The last 20 miles were sort of a caustic re-entry into civilization. Conversation stopped as we tried to cover these last asphalt miles efficiently. The nighttime had hidden the desperation in the trees, but in the light of day the dieback and desiccated leaves confronted us. The cows were retreating into the deeper shade of the juniper. An ancient great pyrenees, eyes drooping and fur dreaded, lounged in the shade of an oak and lazily watched us pass, its days as a guard dog over but still faithfully fulfilling his mission. We passed the golf course at the outskirts of Llano, men in crisp polos willfully blind to the dead willows and cottonwoods above them as they allocated what water was left in the river to their turf.
We hit town, bustling with Labor Day energy and the tail end of a craft market at the courthouse square. We got back to the car and changed and unloaded in the exposed parking lot. These little towns are woefully unprepared for the future, the centuries-old oaks withering in their parks and expanses of pavement amplifying the effects of heat and drought in a lazy exchange for easy driving and parking. Every further attempt to tame and soften this land is now proving to do the opposite. What will they do when summers like these are commonplace? Will they adapt, tear up the asphalt and let the overgrazed ranches rest? Or become climate refugees following the next drought, flood, or fire? The future, unknown but for the fact that it will be worse, is so intimidating that managed retreat feels like the only reasonable option.

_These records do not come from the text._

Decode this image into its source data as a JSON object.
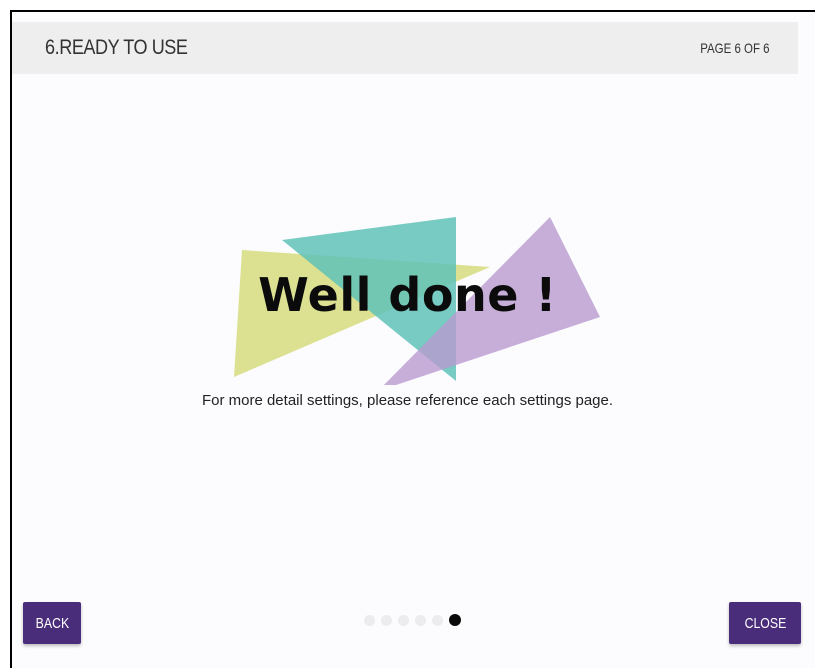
{
  "header": {
    "title": "6.READY TO USE",
    "page_indicator": "PAGE 6 OF 6"
  },
  "main": {
    "headline": "Well done !",
    "description": "For more detail settings, please reference each settings page."
  },
  "pagination": {
    "total": 6,
    "current": 6
  },
  "buttons": {
    "back_label": "BACK",
    "close_label": "CLOSE"
  },
  "colors": {
    "button": "#4a2d7a",
    "header_bg": "#eeeeee",
    "triangle_yellow": "#d5dc7c",
    "triangle_teal": "#5fc2b8",
    "triangle_purple": "#b89ad0",
    "dot_active": "#0a0a0a",
    "dot_inactive": "#ececef"
  }
}
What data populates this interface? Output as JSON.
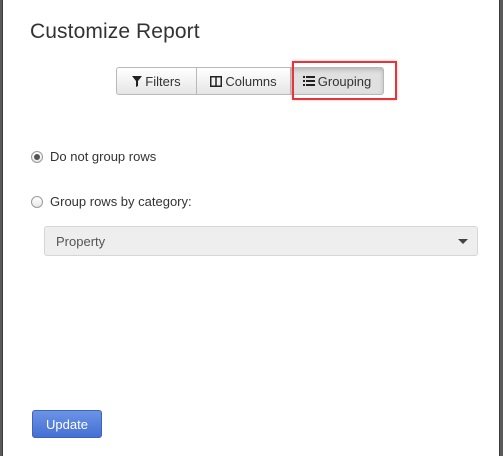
{
  "dialog": {
    "title": "Customize Report"
  },
  "tabs": [
    {
      "label": "Filters",
      "icon": "filter-icon"
    },
    {
      "label": "Columns",
      "icon": "columns-icon"
    },
    {
      "label": "Grouping",
      "icon": "list-icon",
      "active": true
    }
  ],
  "grouping": {
    "option_none": "Do not group rows",
    "option_category": "Group rows by category:",
    "selected": "option_none",
    "category_select_value": "Property"
  },
  "footer": {
    "update_label": "Update"
  },
  "colors": {
    "highlight": "#e2363c",
    "primary_button": "#4f7bdc"
  }
}
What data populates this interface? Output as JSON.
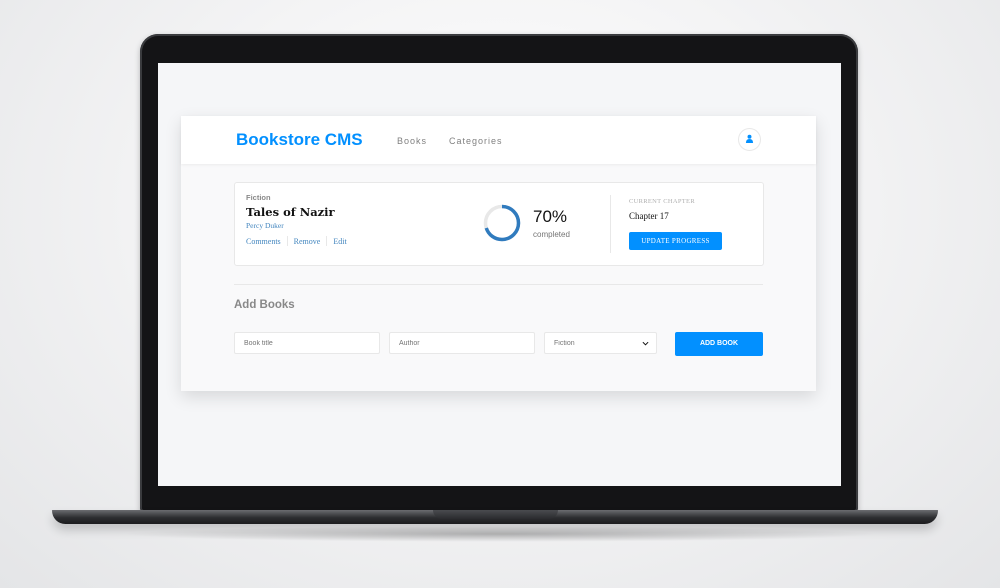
{
  "app": {
    "brand": "Bookstore CMS",
    "nav": [
      "Books",
      "Categories"
    ]
  },
  "book": {
    "category": "Fiction",
    "title": "Tales of Nazir",
    "author": "Percy Duker",
    "actions": [
      "Comments",
      "Remove",
      "Edit"
    ],
    "progress_percent": 70,
    "progress_text": "70%",
    "completed_label": "completed",
    "current_chapter_label": "CURRENT CHAPTER",
    "current_chapter": "Chapter 17",
    "update_button": "UPDATE PROGRESS"
  },
  "form": {
    "heading": "Add Books",
    "title_placeholder": "Book title",
    "author_placeholder": "Author",
    "category_selected": "Fiction",
    "submit_label": "ADD BOOK"
  },
  "colors": {
    "accent": "#0290ff",
    "link": "#4386bf",
    "ring_track": "#e8e8e8"
  },
  "icons": {
    "user": "user-icon",
    "select": "chevron-down-icon"
  }
}
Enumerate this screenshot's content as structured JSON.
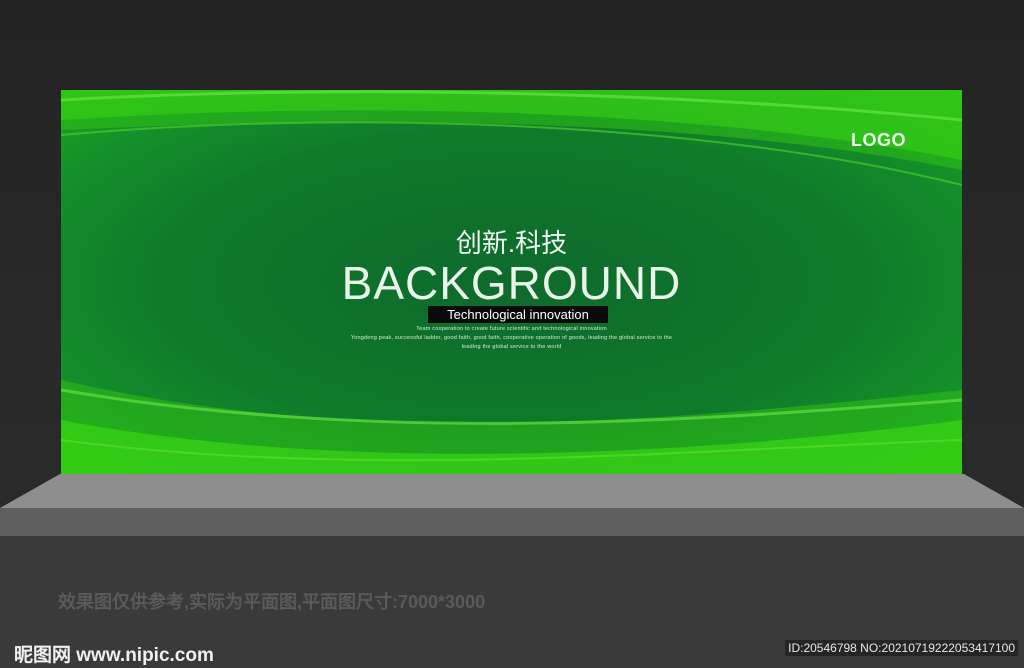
{
  "banner": {
    "logo": "LOGO",
    "cn_title": "创新.科技",
    "title": "BACKGROUND",
    "subtitle": "Technological innovation",
    "lines": [
      "Team cooperation to create future scientific and technological innovation",
      "Yongdeng peak, successful ladder, good faith, good faith, cooperative operation of goods, leading the global service to the",
      "leading the global service to the world"
    ]
  },
  "caption": "效果图仅供参考,实际为平面图,平面图尺寸:7000*3000",
  "watermark": {
    "site": "昵图网 www.nipic.com",
    "id": "ID:20546798 NO:20210719222053417100"
  }
}
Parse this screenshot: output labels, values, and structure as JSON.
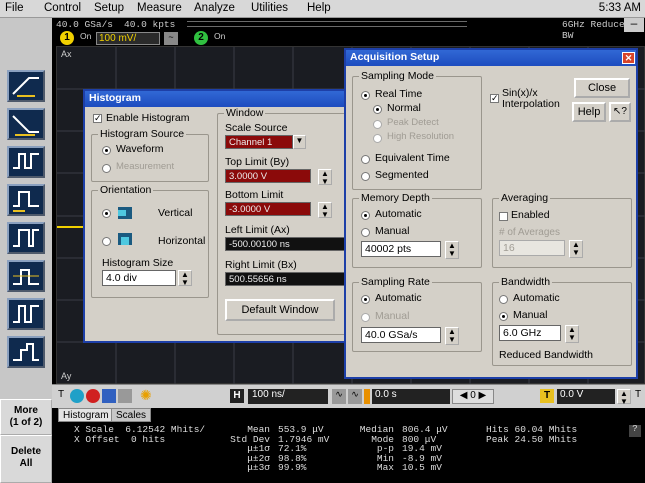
{
  "menubar": {
    "items": [
      "File",
      "Control",
      "Setup",
      "Measure",
      "Analyze",
      "Utilities",
      "Help"
    ],
    "clock": "5:33 AM"
  },
  "topinfo": {
    "sample_rate": "40.0 GSa/s",
    "points": "40.0 kpts",
    "bandwidth": "6GHz Reduced BW",
    "ch1_on": "On",
    "ch1_scale": "100 mV/",
    "ch2_on": "On"
  },
  "lefttoolbar": {
    "more_label": "More\n(1 of 2)",
    "delete_label": "Delete\nAll"
  },
  "graticule": {
    "ax_label": "Ax",
    "ay_label": "Ay"
  },
  "bottombar": {
    "timebase": "100 ns/",
    "delay": "0.0 s",
    "nav": "0",
    "trigger_level": "0.0 V",
    "t_label": "T",
    "h_label": "H"
  },
  "tabs": [
    "Histogram",
    "Scales"
  ],
  "measurements": {
    "col1": "X Scale  6.12542 Mhits/\nX Offset  0 hits",
    "col2_labels": "Mean\nStd Dev\nμ±1σ\nμ±2σ\nμ±3σ",
    "col2_values": "553.9 μV\n1.7946 mV\n72.1%\n98.8%\n99.9%",
    "col3_labels": "Median\nMode\np-p\nMin\nMax",
    "col3_values": "806.4 μV\n800 μV\n19.4 mV\n-8.9 mV\n10.5 mV",
    "col4": "Hits 60.04 Mhits\nPeak 24.50 Mhits",
    "help": "?"
  },
  "histogram_dialog": {
    "title": "Histogram",
    "enable_label": "Enable Histogram",
    "source_group": "Histogram Source",
    "waveform": "Waveform",
    "measurement": "Measurement",
    "orientation_group": "Orientation",
    "vertical": "Vertical",
    "horizontal": "Horizontal",
    "size_label": "Histogram Size",
    "size_value": "4.0 div",
    "window_group": "Window",
    "scale_source_label": "Scale Source",
    "scale_source_value": "Channel 1",
    "top_limit_label": "Top Limit (By)",
    "top_limit_value": "3.0000 V",
    "bottom_limit_label": "Bottom Limit",
    "bottom_limit_value": "-3.0000 V",
    "left_limit_label": "Left Limit (Ax)",
    "left_limit_value": "-500.00100 ns",
    "right_limit_label": "Right Limit (Bx)",
    "right_limit_value": "500.55656 ns",
    "default_window": "Default Window"
  },
  "acq_dialog": {
    "title": "Acquisition Setup",
    "sampling_mode_group": "Sampling Mode",
    "real_time": "Real Time",
    "normal": "Normal",
    "peak_detect": "Peak Detect",
    "high_res": "High Resolution",
    "equiv_time": "Equivalent Time",
    "segmented": "Segmented",
    "sinx_label": "Sin(x)/x\nInterpolation",
    "close": "Close",
    "help": "Help",
    "help_arrow": "↖?",
    "memory_group": "Memory Depth",
    "automatic": "Automatic",
    "manual": "Manual",
    "memory_value": "40002 pts",
    "averaging_group": "Averaging",
    "enabled": "Enabled",
    "num_avg_label": "# of Averages",
    "num_avg_value": "16",
    "sampling_rate_group": "Sampling Rate",
    "sr_automatic": "Automatic",
    "sr_manual": "Manual",
    "sr_value": "40.0 GSa/s",
    "bandwidth_group": "Bandwidth",
    "bw_automatic": "Automatic",
    "bw_manual": "Manual",
    "bw_value": "6.0 GHz",
    "reduced_bw": "Reduced Bandwidth"
  },
  "colors": {
    "title_blue": "#1d4cbf",
    "ch1_yellow": "#f0d000",
    "ch2_green": "#30c040",
    "toolbar_navy": "#0f2a4e"
  }
}
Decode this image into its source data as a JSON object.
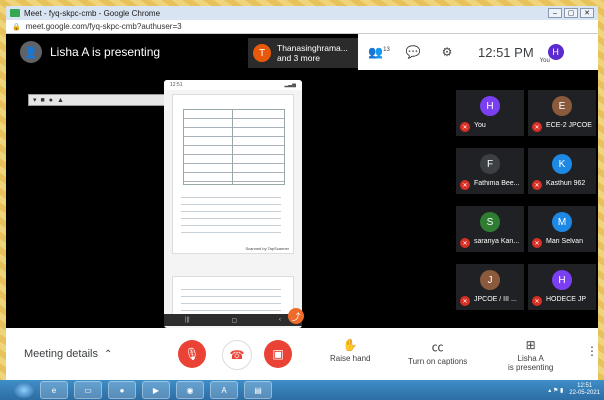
{
  "window": {
    "title": "Meet - fyq-skpc-cmb - Google Chrome",
    "controls": [
      "–",
      "▢",
      "✕"
    ]
  },
  "address": {
    "url": "meet.google.com/fyq-skpc-cmb?authuser=3"
  },
  "topbar": {
    "presenter_text": "Lisha A is presenting",
    "pinned_initial": "T",
    "pinned_name_line1": "Thanasinghrama...",
    "pinned_name_line2": "and 3 more",
    "participants_count": "13",
    "time": "12:51 PM",
    "you_initial": "H",
    "you_label": "You"
  },
  "phone": {
    "status_left": "12:51",
    "caption1": "Scanned by TapScanner",
    "caption2": "Scanned by TapScanner"
  },
  "tiles": [
    {
      "name": "You",
      "initial": "H",
      "color": "#7b3ff2"
    },
    {
      "name": "ECE-2 JPCOE",
      "initial": "E",
      "color": "#8b5a3c"
    },
    {
      "name": "Fathima Bee...",
      "initial": "F",
      "color": "#3c4043"
    },
    {
      "name": "Kasthuri 962",
      "initial": "K",
      "color": "#1e88e5"
    },
    {
      "name": "saranya Kan...",
      "initial": "S",
      "color": "#2e7d32"
    },
    {
      "name": "Mari Selvan",
      "initial": "M",
      "color": "#1e88e5"
    },
    {
      "name": "JPCOE / III ...",
      "initial": "J",
      "color": "#8b5a3c"
    },
    {
      "name": "HODECE JP",
      "initial": "H",
      "color": "#7b3ff2"
    }
  ],
  "bottombar": {
    "meeting_details": "Meeting details",
    "raise_hand": "Raise hand",
    "captions": "Turn on captions",
    "presenting_line1": "Lisha A",
    "presenting_line2": "is presenting"
  },
  "taskbar": {
    "clock_time": "12:51",
    "clock_date": "22-05-2021"
  },
  "colors": {
    "mute_red": "#ea4335",
    "accent": "#1a73e8"
  }
}
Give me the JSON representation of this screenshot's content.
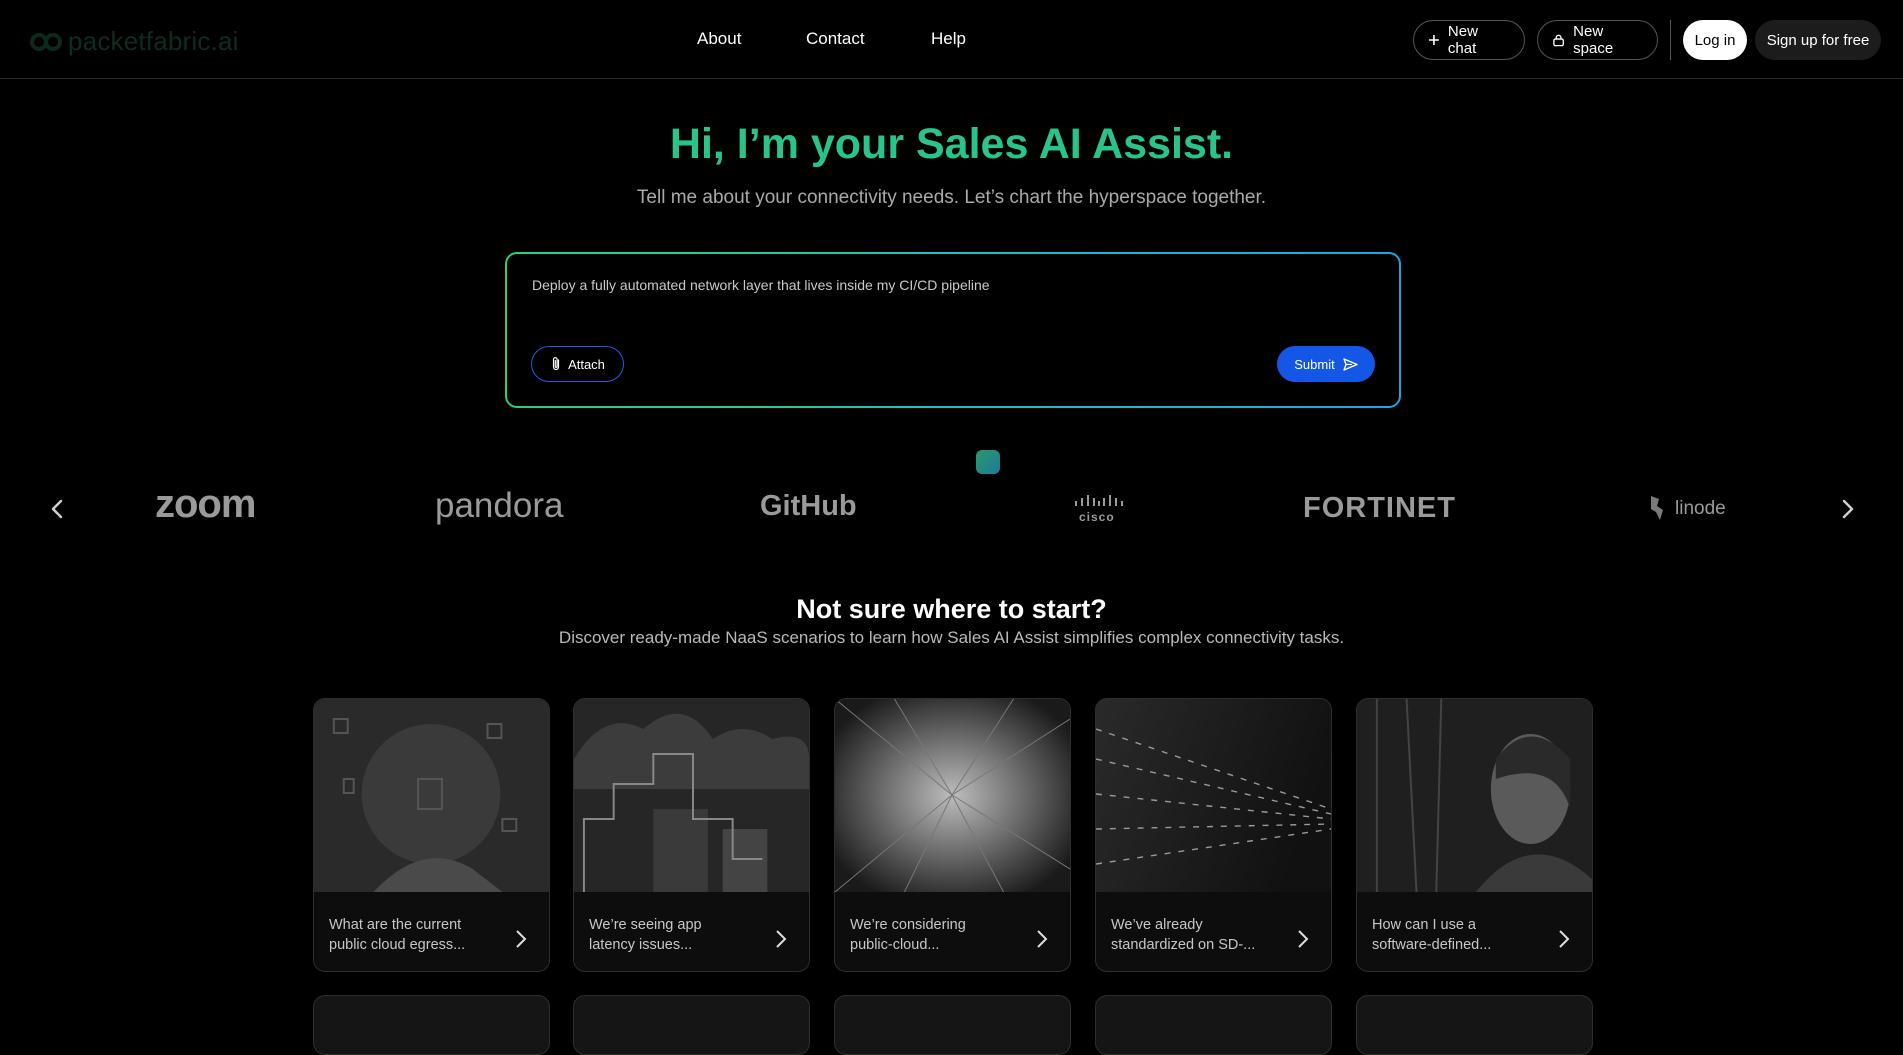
{
  "header": {
    "logo_text": "packetfabric.ai",
    "nav": [
      "About",
      "Contact",
      "Help"
    ],
    "new_chat_label": "New chat",
    "new_space_label": "New space",
    "login_label": "Log in",
    "signup_label": "Sign up for free"
  },
  "hero": {
    "title": "Hi, I’m your Sales AI Assist.",
    "subtitle": "Tell me about your connectivity needs. Let’s chart the hyperspace together."
  },
  "prompt": {
    "value": "Deploy a fully automated network layer that lives inside my CI/CD pipeline",
    "attach_label": "Attach",
    "submit_label": "Submit"
  },
  "brands": [
    "zoom",
    "pandora",
    "GitHub",
    "cisco",
    "FORTINET",
    "linode"
  ],
  "section": {
    "title": "Not sure where to start?",
    "subtitle": "Discover ready-made NaaS scenarios to learn how Sales AI Assist simplifies complex connectivity tasks."
  },
  "cards": [
    {
      "text": "What are the current public cloud egress..."
    },
    {
      "text": "We’re seeing app latency issues..."
    },
    {
      "text": "We’re considering public-cloud..."
    },
    {
      "text": "We’ve already standardized on SD-..."
    },
    {
      "text": "How can I use a software-defined..."
    }
  ],
  "colors": {
    "accent": "#28c48a",
    "submit": "#1457e6"
  }
}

Scientists say this is an extreme El Nino year. But it is also a preview of what a typical summer will be in Texas in a few decades. Much of this state, especially the western Edwards Plateau and Llano Uplift where we rode, will likely turn to desert. More extreme droughts will kill off the prairie grasses, already stressed from overgrazing, while more intense rains will accelerate the flushing of topsoil from the plateaus. Fire-adapted trees might persist in dwarfed form. When colonizers first arrived in the Hill Country from the east with axes and cattle they reported springs drying up left and right as they changed the landscape. We may be entering the era when even the most reliable springs and rivers no longer flow continuously. But this place retains an incredible beauty even in summers like this. People will keep riding here, through our ever-briefer springs and mild winters, though I’m not sure how many will tolerate our summers much longer.